I know there is strength in the differences between us. I know there is comfort where we overlap.
——- Ani DiFranco
“You got tomatoes yet Barb?”
“Not yet, they’re all still green.”
“Yea… you n everyone else eh?”
A not at all uncomfortable silence follows as my mother fails to find a suitable subgect to change to. It’s not a problem of course. Eugene and his sister Molly have a fondness for my mother that transcends the small social stumbles to which she is occasionally prone.
She’s not from around here.
Rio is a small and very tight-nit farm community. The folks who were born and raised in and around this town of a little over one thousand, are generally friendly but it takes a while for an outsider like my mother to truly fit in. Mom has only lived here about eighteen years.
Today she did pretty well though. She’d remembered not to let slip that she did indeed have a few few ripe tomatoes from her garden. But only a few and they are long gone. We had BLTs made with them for lunch yesterday and oh were they sweet!
Nothing like ripe, garden-fresh tomatoes.
In a town like Rio, you don’t say you have tomatoes unless you have enough to share with your neighbors. Especially neighbors like Eugene and Molly. Mom has been getting her eggs from their farm (they live just a few miles from my sister and her husband) for a long time and they charge exactly $1 for a dozen.
Nothing like nice big, farm-fresh eggs.
Mom and I get out of the car and walk through my sister’s garage. Four boxes of assorted veggies from her garden are on the floor. There are huge heads of cabbage, a few large cucumbers and a zucchini. No squash this time. All four boxes will come back filled with different foodstuffs produced by the family friend at the farm where these are heading. Perhaps they will contain meat, cheese or some assortment of different veggies. I have no idea what, but rest assured it will be good and fresh.
Nothing like friendly farm families, swapping fresh food.
Tonight Mom and all of her children are together for dinner for the first time since Dad passed… over eight years ago. The food is all farm-fresh and so is the conversation. Especially once Stacy’s husband joins us. John is a good man, and he’s done very well by my sister, but he has many opinions I find challenging to say the least.
As a family, we all have different opinions of course and we all have our respective challenges in dealing with each other. And like countless others, our family history has been rife with conflict, pain and division that has only been able to be diluted by distance and time. But time and a dogged determination by a few of us, coupled with some noble acquiescence by the rest… has led us here.
Here and now, our far from perfect family eat and drink and “shoot the shit” (while Clark occasionally shoots a rabbit or two so Stacy’s garden might get some respite from their ravaging) and we dare discuss that which has devided us.
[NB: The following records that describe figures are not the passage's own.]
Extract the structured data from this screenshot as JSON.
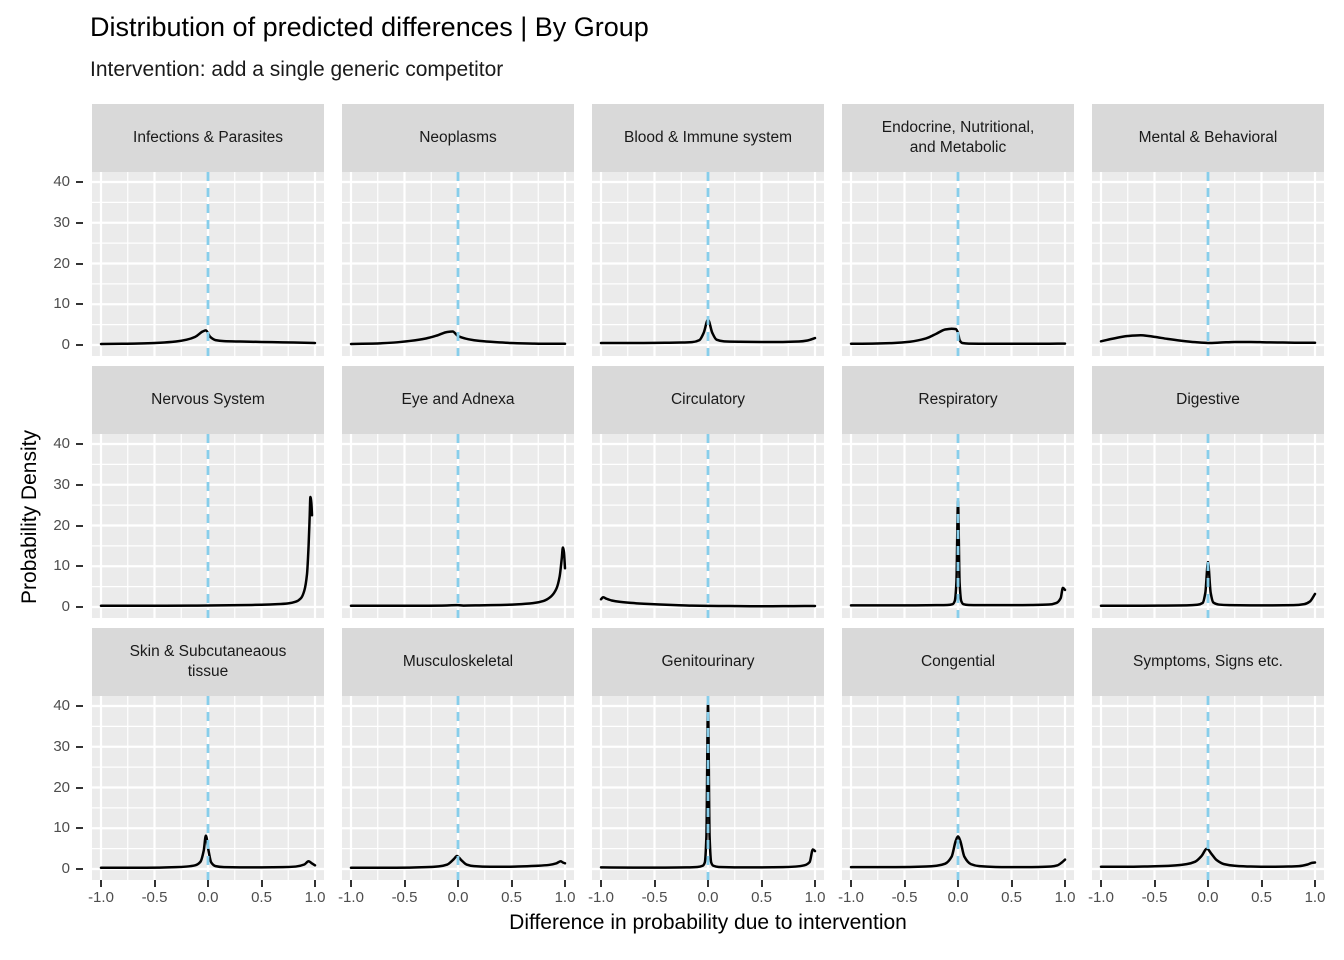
{
  "chart_data": {
    "type": "line",
    "subtype": "faceted-density",
    "title": "Distribution of predicted differences | By Group",
    "subtitle": "Intervention: add a single generic competitor",
    "xlabel": "Difference in probability due to intervention",
    "ylabel": "Probability Density",
    "xlim": [
      -1,
      1
    ],
    "ylim": [
      0,
      40
    ],
    "x_tick_values": [
      -1.0,
      -0.5,
      0.0,
      0.5,
      1.0
    ],
    "x_tick_labels": [
      "-1.0",
      "-0.5",
      "0.0",
      "0.5",
      "1.0"
    ],
    "y_tick_values": [
      0,
      10,
      20,
      30,
      40
    ],
    "y_tick_labels": [
      "0",
      "10",
      "20",
      "30",
      "40"
    ],
    "x_minor_ticks": [
      -0.75,
      -0.25,
      0.25,
      0.75
    ],
    "y_minor_ticks": [
      5,
      15,
      25,
      35
    ],
    "grid": true,
    "legend": "none",
    "colors": {
      "panel_background": "#EBEBEB",
      "strip_background": "#D9D9D9",
      "gridline": "#FFFFFF",
      "curve": "#000000",
      "reference_line": "#87CEEB",
      "axis_text": "#4d4d4d",
      "tick_mark": "#333333"
    },
    "reference_line": {
      "x": 0,
      "style": "dashed",
      "color": "#87CEEB"
    },
    "facets": [
      {
        "label": "Infections & Parasites",
        "points": [
          [
            -1,
            0.25
          ],
          [
            -0.8,
            0.3
          ],
          [
            -0.6,
            0.4
          ],
          [
            -0.45,
            0.55
          ],
          [
            -0.3,
            0.85
          ],
          [
            -0.2,
            1.3
          ],
          [
            -0.12,
            2.0
          ],
          [
            -0.05,
            3.3
          ],
          [
            -0.02,
            3.6
          ],
          [
            0.02,
            2.0
          ],
          [
            0.07,
            1.2
          ],
          [
            0.15,
            0.95
          ],
          [
            0.3,
            0.85
          ],
          [
            0.5,
            0.75
          ],
          [
            0.7,
            0.65
          ],
          [
            0.9,
            0.55
          ],
          [
            1,
            0.5
          ]
        ]
      },
      {
        "label": "Neoplasms",
        "points": [
          [
            -1,
            0.25
          ],
          [
            -0.8,
            0.35
          ],
          [
            -0.6,
            0.6
          ],
          [
            -0.45,
            1.0
          ],
          [
            -0.3,
            1.6
          ],
          [
            -0.2,
            2.3
          ],
          [
            -0.1,
            3.2
          ],
          [
            -0.05,
            3.3
          ],
          [
            0,
            2.2
          ],
          [
            0.03,
            1.9
          ],
          [
            0.1,
            1.4
          ],
          [
            0.2,
            1.0
          ],
          [
            0.35,
            0.7
          ],
          [
            0.5,
            0.5
          ],
          [
            0.7,
            0.35
          ],
          [
            0.85,
            0.3
          ],
          [
            1,
            0.3
          ]
        ]
      },
      {
        "label": "Blood & Immune system",
        "points": [
          [
            -1,
            0.5
          ],
          [
            -0.8,
            0.5
          ],
          [
            -0.6,
            0.5
          ],
          [
            -0.4,
            0.55
          ],
          [
            -0.25,
            0.6
          ],
          [
            -0.15,
            0.7
          ],
          [
            -0.08,
            1.2
          ],
          [
            -0.04,
            3.0
          ],
          [
            0,
            6.2
          ],
          [
            0.04,
            3.0
          ],
          [
            0.08,
            1.3
          ],
          [
            0.15,
            0.9
          ],
          [
            0.3,
            0.8
          ],
          [
            0.5,
            0.75
          ],
          [
            0.7,
            0.75
          ],
          [
            0.85,
            0.85
          ],
          [
            0.93,
            1.1
          ],
          [
            1,
            1.7
          ]
        ]
      },
      {
        "label": "Endocrine, Nutritional,\nand Metabolic",
        "points": [
          [
            -1,
            0.3
          ],
          [
            -0.8,
            0.35
          ],
          [
            -0.6,
            0.5
          ],
          [
            -0.45,
            0.8
          ],
          [
            -0.3,
            1.6
          ],
          [
            -0.2,
            2.8
          ],
          [
            -0.12,
            3.8
          ],
          [
            -0.06,
            4.0
          ],
          [
            -0.02,
            3.9
          ],
          [
            0,
            3.0
          ],
          [
            0.015,
            1.2
          ],
          [
            0.04,
            0.5
          ],
          [
            0.1,
            0.35
          ],
          [
            0.3,
            0.3
          ],
          [
            0.6,
            0.3
          ],
          [
            0.8,
            0.3
          ],
          [
            1,
            0.35
          ]
        ]
      },
      {
        "label": "Mental & Behavioral",
        "points": [
          [
            -1,
            0.9
          ],
          [
            -0.9,
            1.5
          ],
          [
            -0.75,
            2.2
          ],
          [
            -0.63,
            2.4
          ],
          [
            -0.5,
            2.0
          ],
          [
            -0.38,
            1.5
          ],
          [
            -0.25,
            1.05
          ],
          [
            -0.12,
            0.7
          ],
          [
            0,
            0.5
          ],
          [
            0.12,
            0.6
          ],
          [
            0.25,
            0.75
          ],
          [
            0.4,
            0.75
          ],
          [
            0.55,
            0.65
          ],
          [
            0.7,
            0.6
          ],
          [
            0.85,
            0.55
          ],
          [
            1,
            0.55
          ]
        ]
      },
      {
        "label": "Nervous System",
        "points": [
          [
            -1,
            0.3
          ],
          [
            -0.7,
            0.3
          ],
          [
            -0.4,
            0.3
          ],
          [
            -0.1,
            0.35
          ],
          [
            0.1,
            0.4
          ],
          [
            0.3,
            0.45
          ],
          [
            0.5,
            0.55
          ],
          [
            0.65,
            0.7
          ],
          [
            0.75,
            0.9
          ],
          [
            0.82,
            1.3
          ],
          [
            0.87,
            2.2
          ],
          [
            0.9,
            4.0
          ],
          [
            0.925,
            8.0
          ],
          [
            0.94,
            15
          ],
          [
            0.95,
            22
          ],
          [
            0.957,
            27
          ],
          [
            0.966,
            25.5
          ],
          [
            0.972,
            22.5
          ]
        ]
      },
      {
        "label": "Eye and Adnexa",
        "points": [
          [
            -1,
            0.3
          ],
          [
            -0.7,
            0.3
          ],
          [
            -0.4,
            0.3
          ],
          [
            -0.15,
            0.35
          ],
          [
            0,
            0.45
          ],
          [
            0.05,
            0.35
          ],
          [
            0.2,
            0.4
          ],
          [
            0.4,
            0.5
          ],
          [
            0.55,
            0.65
          ],
          [
            0.7,
            0.95
          ],
          [
            0.8,
            1.5
          ],
          [
            0.87,
            2.6
          ],
          [
            0.92,
            4.5
          ],
          [
            0.95,
            7.5
          ],
          [
            0.97,
            12
          ],
          [
            0.98,
            14.6
          ],
          [
            0.99,
            13.5
          ],
          [
            1,
            9.5
          ]
        ]
      },
      {
        "label": "Circulatory",
        "points": [
          [
            -1,
            1.9
          ],
          [
            -0.98,
            2.4
          ],
          [
            -0.95,
            2.05
          ],
          [
            -0.9,
            1.6
          ],
          [
            -0.82,
            1.25
          ],
          [
            -0.72,
            1.0
          ],
          [
            -0.6,
            0.8
          ],
          [
            -0.45,
            0.6
          ],
          [
            -0.3,
            0.45
          ],
          [
            -0.15,
            0.33
          ],
          [
            0,
            0.27
          ],
          [
            0.2,
            0.23
          ],
          [
            0.4,
            0.2
          ],
          [
            0.6,
            0.2
          ],
          [
            0.8,
            0.22
          ],
          [
            1,
            0.25
          ]
        ]
      },
      {
        "label": "Respiratory",
        "points": [
          [
            -1,
            0.4
          ],
          [
            -0.7,
            0.4
          ],
          [
            -0.4,
            0.4
          ],
          [
            -0.2,
            0.45
          ],
          [
            -0.1,
            0.5
          ],
          [
            -0.05,
            0.7
          ],
          [
            -0.03,
            1.5
          ],
          [
            -0.015,
            6
          ],
          [
            0,
            26
          ],
          [
            0.015,
            6
          ],
          [
            0.03,
            1.5
          ],
          [
            0.05,
            0.7
          ],
          [
            0.1,
            0.5
          ],
          [
            0.3,
            0.45
          ],
          [
            0.5,
            0.45
          ],
          [
            0.7,
            0.5
          ],
          [
            0.85,
            0.6
          ],
          [
            0.92,
            1.0
          ],
          [
            0.96,
            2.2
          ],
          [
            0.98,
            4.7
          ],
          [
            1,
            4.2
          ]
        ]
      },
      {
        "label": "Digestive",
        "points": [
          [
            -1,
            0.3
          ],
          [
            -0.7,
            0.3
          ],
          [
            -0.4,
            0.35
          ],
          [
            -0.2,
            0.4
          ],
          [
            -0.1,
            0.55
          ],
          [
            -0.05,
            1.0
          ],
          [
            -0.025,
            3.5
          ],
          [
            0,
            11
          ],
          [
            0.025,
            3.5
          ],
          [
            0.05,
            1.1
          ],
          [
            0.1,
            0.6
          ],
          [
            0.2,
            0.45
          ],
          [
            0.4,
            0.4
          ],
          [
            0.6,
            0.4
          ],
          [
            0.8,
            0.45
          ],
          [
            0.9,
            0.7
          ],
          [
            0.95,
            1.3
          ],
          [
            1,
            3.2
          ]
        ]
      },
      {
        "label": "Skin & Subcutaneaous\ntissue",
        "points": [
          [
            -1,
            0.3
          ],
          [
            -0.7,
            0.3
          ],
          [
            -0.45,
            0.35
          ],
          [
            -0.3,
            0.45
          ],
          [
            -0.2,
            0.6
          ],
          [
            -0.12,
            0.9
          ],
          [
            -0.07,
            1.8
          ],
          [
            -0.04,
            4.5
          ],
          [
            -0.02,
            8.2
          ],
          [
            0.005,
            4.5
          ],
          [
            0.03,
            1.6
          ],
          [
            0.07,
            0.7
          ],
          [
            0.15,
            0.45
          ],
          [
            0.3,
            0.4
          ],
          [
            0.5,
            0.4
          ],
          [
            0.7,
            0.45
          ],
          [
            0.82,
            0.6
          ],
          [
            0.9,
            1.1
          ],
          [
            0.94,
            1.9
          ],
          [
            0.97,
            1.4
          ],
          [
            1,
            0.9
          ]
        ]
      },
      {
        "label": "Musculoskeletal",
        "points": [
          [
            -1,
            0.3
          ],
          [
            -0.7,
            0.3
          ],
          [
            -0.45,
            0.35
          ],
          [
            -0.3,
            0.45
          ],
          [
            -0.18,
            0.65
          ],
          [
            -0.1,
            1.1
          ],
          [
            -0.04,
            2.4
          ],
          [
            -0.01,
            3.2
          ],
          [
            0.03,
            2.2
          ],
          [
            0.08,
            1.1
          ],
          [
            0.15,
            0.7
          ],
          [
            0.3,
            0.55
          ],
          [
            0.45,
            0.55
          ],
          [
            0.6,
            0.65
          ],
          [
            0.75,
            0.8
          ],
          [
            0.85,
            1.0
          ],
          [
            0.92,
            1.4
          ],
          [
            0.96,
            1.9
          ],
          [
            0.98,
            1.6
          ],
          [
            1,
            1.4
          ]
        ]
      },
      {
        "label": "Genitourinary",
        "points": [
          [
            -1,
            0.4
          ],
          [
            -0.7,
            0.35
          ],
          [
            -0.4,
            0.35
          ],
          [
            -0.2,
            0.4
          ],
          [
            -0.1,
            0.5
          ],
          [
            -0.05,
            0.8
          ],
          [
            -0.03,
            1.6
          ],
          [
            -0.015,
            8
          ],
          [
            0,
            40.5
          ],
          [
            0.015,
            8
          ],
          [
            0.03,
            1.6
          ],
          [
            0.05,
            0.8
          ],
          [
            0.1,
            0.5
          ],
          [
            0.3,
            0.4
          ],
          [
            0.5,
            0.4
          ],
          [
            0.7,
            0.45
          ],
          [
            0.82,
            0.6
          ],
          [
            0.9,
            0.9
          ],
          [
            0.95,
            1.7
          ],
          [
            0.98,
            4.8
          ],
          [
            1,
            4.4
          ]
        ]
      },
      {
        "label": "Congential",
        "points": [
          [
            -1,
            0.45
          ],
          [
            -0.7,
            0.45
          ],
          [
            -0.45,
            0.5
          ],
          [
            -0.3,
            0.6
          ],
          [
            -0.2,
            0.8
          ],
          [
            -0.12,
            1.3
          ],
          [
            -0.06,
            3.0
          ],
          [
            -0.02,
            7.0
          ],
          [
            0,
            8.0
          ],
          [
            0.02,
            7.0
          ],
          [
            0.06,
            3.0
          ],
          [
            0.12,
            1.2
          ],
          [
            0.2,
            0.7
          ],
          [
            0.35,
            0.5
          ],
          [
            0.55,
            0.45
          ],
          [
            0.75,
            0.5
          ],
          [
            0.87,
            0.6
          ],
          [
            0.93,
            0.9
          ],
          [
            0.97,
            1.6
          ],
          [
            1,
            2.3
          ]
        ]
      },
      {
        "label": "Symptoms, Signs etc.",
        "points": [
          [
            -1,
            0.55
          ],
          [
            -0.8,
            0.55
          ],
          [
            -0.6,
            0.6
          ],
          [
            -0.45,
            0.7
          ],
          [
            -0.3,
            0.9
          ],
          [
            -0.2,
            1.2
          ],
          [
            -0.12,
            1.8
          ],
          [
            -0.06,
            3.2
          ],
          [
            -0.01,
            5.0
          ],
          [
            0.03,
            3.8
          ],
          [
            0.08,
            2.2
          ],
          [
            0.15,
            1.2
          ],
          [
            0.25,
            0.8
          ],
          [
            0.4,
            0.6
          ],
          [
            0.6,
            0.55
          ],
          [
            0.75,
            0.6
          ],
          [
            0.85,
            0.7
          ],
          [
            0.93,
            1.1
          ],
          [
            0.97,
            1.5
          ],
          [
            1,
            1.6
          ]
        ]
      }
    ]
  }
}
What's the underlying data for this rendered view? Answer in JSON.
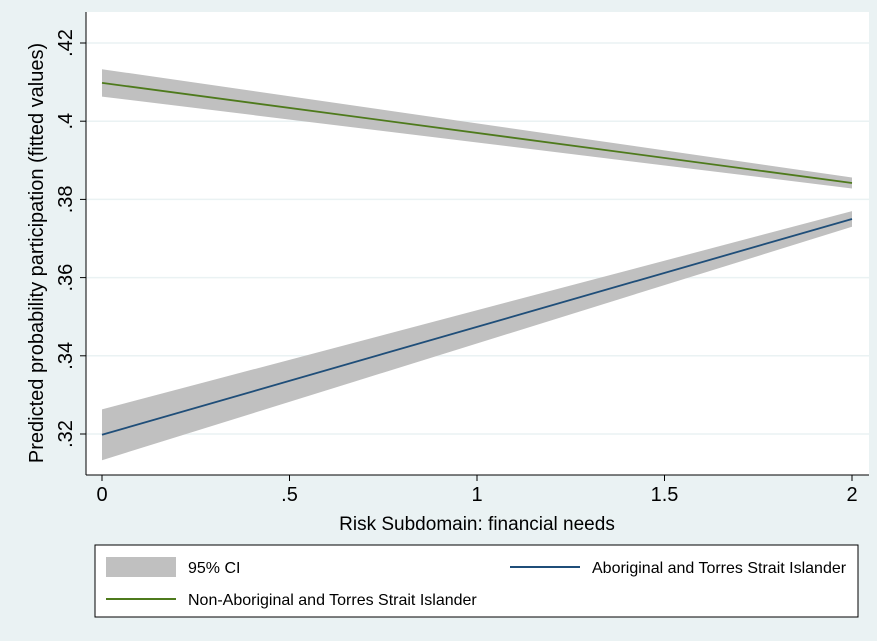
{
  "chart_data": {
    "type": "line",
    "title": "",
    "xlabel": "Risk Subdomain: financial needs",
    "ylabel": "Predicted probability participation (fitted values)",
    "xlim": [
      0,
      2
    ],
    "ylim": [
      0.312,
      0.422
    ],
    "x_ticks": [
      0,
      0.5,
      1,
      1.5,
      2
    ],
    "x_tick_labels": [
      "0",
      ".5",
      "1",
      "1.5",
      "2"
    ],
    "y_ticks": [
      0.32,
      0.34,
      0.36,
      0.38,
      0.4,
      0.42
    ],
    "y_tick_labels": [
      ".32",
      ".34",
      ".36",
      ".38",
      ".4",
      ".42"
    ],
    "grid": true,
    "legend_position": "bottom",
    "series": [
      {
        "name": "Aboriginal and Torres Strait Islander",
        "color": "#1f4e79",
        "x": [
          0,
          2
        ],
        "y": [
          0.3198,
          0.375
        ],
        "ci_lower": [
          0.3133,
          0.373
        ],
        "ci_upper": [
          0.3263,
          0.377
        ]
      },
      {
        "name": "Non-Aboriginal and Torres Strait Islander",
        "color": "#4e7a1c",
        "x": [
          0,
          2
        ],
        "y": [
          0.4098,
          0.3842
        ],
        "ci_lower": [
          0.4063,
          0.3828
        ],
        "ci_upper": [
          0.4133,
          0.3856
        ]
      }
    ],
    "ci_label": "95% CI",
    "ci_color": "#c0c0c0",
    "colors": {
      "background": "#eaf2f3",
      "plot_background": "#ffffff",
      "grid": "#eaf2f3"
    }
  }
}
That which still disturbs us, challenges us and demands that we be “on our best behavior” while still showing up as our authentic selves.
We part company for the evening, feeling so very full. Filled with all that farm-freash food and with all those family-filled feelings. Tomorrow the feelings will continue to be expressed. The family will continue to find ways to deepen our connection and the food will continue to be fine… and farm-fresh.